The rugby shirt is having a moment it probably doesn't deserve, which makes it the right time to look at one that's actually built to last past the trend.
The Verdict
At $98, the Taylor Stitch Short Sleeve Rugby earns its price honestly. The construction details are real, the organic cotton wears well across a wide range of situations, and the Port Stripe colorway sits close enough to subdued that you can wear it without feeling like you're in a costume.
The Make
The fabric is a 12-oz 100% organic cotton knit jersey, washed before it ships, which means the softness you feel on day one is not going to disappear by day three. Twelve ounces is substantial for a short-sleeve knit — heavier than your average summer polo, light enough that it doesn't trap heat. The cotton is GOTS-certified organic, which matters to some and is at minimum a sign that Taylor Stitch is paying attention to sourcing rather than just talking about it.
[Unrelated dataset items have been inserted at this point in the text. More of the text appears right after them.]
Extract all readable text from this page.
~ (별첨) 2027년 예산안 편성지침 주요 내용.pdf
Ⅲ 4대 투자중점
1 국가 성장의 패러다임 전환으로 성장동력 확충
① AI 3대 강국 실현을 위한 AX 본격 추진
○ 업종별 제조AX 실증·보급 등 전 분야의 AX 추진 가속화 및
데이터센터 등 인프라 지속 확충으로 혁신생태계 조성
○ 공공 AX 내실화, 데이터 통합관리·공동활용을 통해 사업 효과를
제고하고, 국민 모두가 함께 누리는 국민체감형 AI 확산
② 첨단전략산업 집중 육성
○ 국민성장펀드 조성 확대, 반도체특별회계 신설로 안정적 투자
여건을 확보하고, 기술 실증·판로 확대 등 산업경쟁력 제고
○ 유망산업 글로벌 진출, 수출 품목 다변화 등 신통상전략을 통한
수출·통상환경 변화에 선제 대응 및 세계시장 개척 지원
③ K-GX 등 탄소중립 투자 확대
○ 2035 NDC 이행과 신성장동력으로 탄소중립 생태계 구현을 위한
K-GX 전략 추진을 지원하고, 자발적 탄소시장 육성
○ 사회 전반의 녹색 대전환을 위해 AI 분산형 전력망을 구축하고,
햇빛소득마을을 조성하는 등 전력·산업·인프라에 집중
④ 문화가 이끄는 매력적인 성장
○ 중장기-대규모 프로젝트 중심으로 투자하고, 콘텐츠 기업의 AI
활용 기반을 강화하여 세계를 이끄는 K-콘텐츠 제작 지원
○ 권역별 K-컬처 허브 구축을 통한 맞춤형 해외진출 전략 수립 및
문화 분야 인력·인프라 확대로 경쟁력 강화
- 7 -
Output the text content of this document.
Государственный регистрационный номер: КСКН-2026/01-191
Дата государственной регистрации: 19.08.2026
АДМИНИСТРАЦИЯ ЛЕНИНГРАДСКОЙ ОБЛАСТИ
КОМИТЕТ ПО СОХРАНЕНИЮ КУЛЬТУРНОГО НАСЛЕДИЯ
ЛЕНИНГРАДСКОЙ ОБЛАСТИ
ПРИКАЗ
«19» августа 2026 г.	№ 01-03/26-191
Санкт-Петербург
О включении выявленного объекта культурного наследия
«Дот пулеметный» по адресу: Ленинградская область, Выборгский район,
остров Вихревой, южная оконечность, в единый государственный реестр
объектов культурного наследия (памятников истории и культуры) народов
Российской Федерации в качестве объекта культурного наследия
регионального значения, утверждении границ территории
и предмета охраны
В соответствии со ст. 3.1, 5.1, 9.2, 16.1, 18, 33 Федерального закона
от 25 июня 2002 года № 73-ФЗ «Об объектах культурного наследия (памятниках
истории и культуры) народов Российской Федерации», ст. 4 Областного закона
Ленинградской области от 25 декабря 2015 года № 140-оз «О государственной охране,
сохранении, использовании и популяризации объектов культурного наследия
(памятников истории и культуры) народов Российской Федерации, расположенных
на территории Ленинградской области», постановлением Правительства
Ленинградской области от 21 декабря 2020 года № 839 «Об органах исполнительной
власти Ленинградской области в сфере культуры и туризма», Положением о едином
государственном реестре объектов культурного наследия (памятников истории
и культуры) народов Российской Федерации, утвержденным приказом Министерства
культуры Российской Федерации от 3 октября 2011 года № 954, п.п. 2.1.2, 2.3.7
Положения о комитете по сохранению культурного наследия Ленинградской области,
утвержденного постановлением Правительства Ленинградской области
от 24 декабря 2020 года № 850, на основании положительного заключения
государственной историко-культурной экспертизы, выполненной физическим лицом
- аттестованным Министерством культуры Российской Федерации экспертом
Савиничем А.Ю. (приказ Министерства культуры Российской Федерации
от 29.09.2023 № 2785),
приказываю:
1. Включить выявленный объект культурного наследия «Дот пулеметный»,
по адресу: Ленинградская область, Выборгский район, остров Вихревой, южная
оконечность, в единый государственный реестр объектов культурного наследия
The construction details are worth running through. The three-button half placket has a collar stand that gives the shirt some shape at the neck, so it reads as put-together even untucked. The buttons are rubber rugby-spec, which sounds like a small thing until you've watched cheaper plastic buttons crack after a season. Natural twill tape at the neck. Zig-zag stitch reinforcement at the underarm. The contrasting cotton twill collar is the most visible design detail, and it's the thing that makes this a rugby shirt rather than a striped tee. The shirt is made in China, which is consistent with Taylor Stitch's broader production approach and transparent in their product copy.
The Fit
The cut is regular, and it runs true to size across XS through XXL. That's a wider range than a lot of brands bother with in this category. Regular here means room across the chest and shoulders without being shapeless, and enough length that it stays put if you half-tuck it. Not a slim silhouette, not a boxy one. The short sleeves hit at a reasonable point on the upper arm.
The Context
The $98 price point puts this in direct competition with rugby shirts from Rowing Blazers (considerably more money for more pattern, more occasion-specificity) and the various Sunspel or Inis Meain knits that occupy similar shelf space in the "nice casual top" category. What Taylor Stitch offers that those don't is a ruggedness bias. This is not a delicate shirt. The weight, the reinforced underarm, the rubber buttons, the washed finish — it's built for use, not display. If you wear your shirts hard and wash them often, that calculation shifts in Taylor Stitch's favor.
The Personal Note
I haven't owned this one. The research is solid, the details check out, and the construction story from Taylor Stitch is consistent with their other pieces I've handled. The Port Stripe is low-key enough to work across most casual situations, and a 12-oz cotton rugby at $98 is a fair deal if the garment holds its shape over years rather than seasons. Worth trying through The Workshop pre-order if the discount applies — that's the right way to buy from this brand anyway.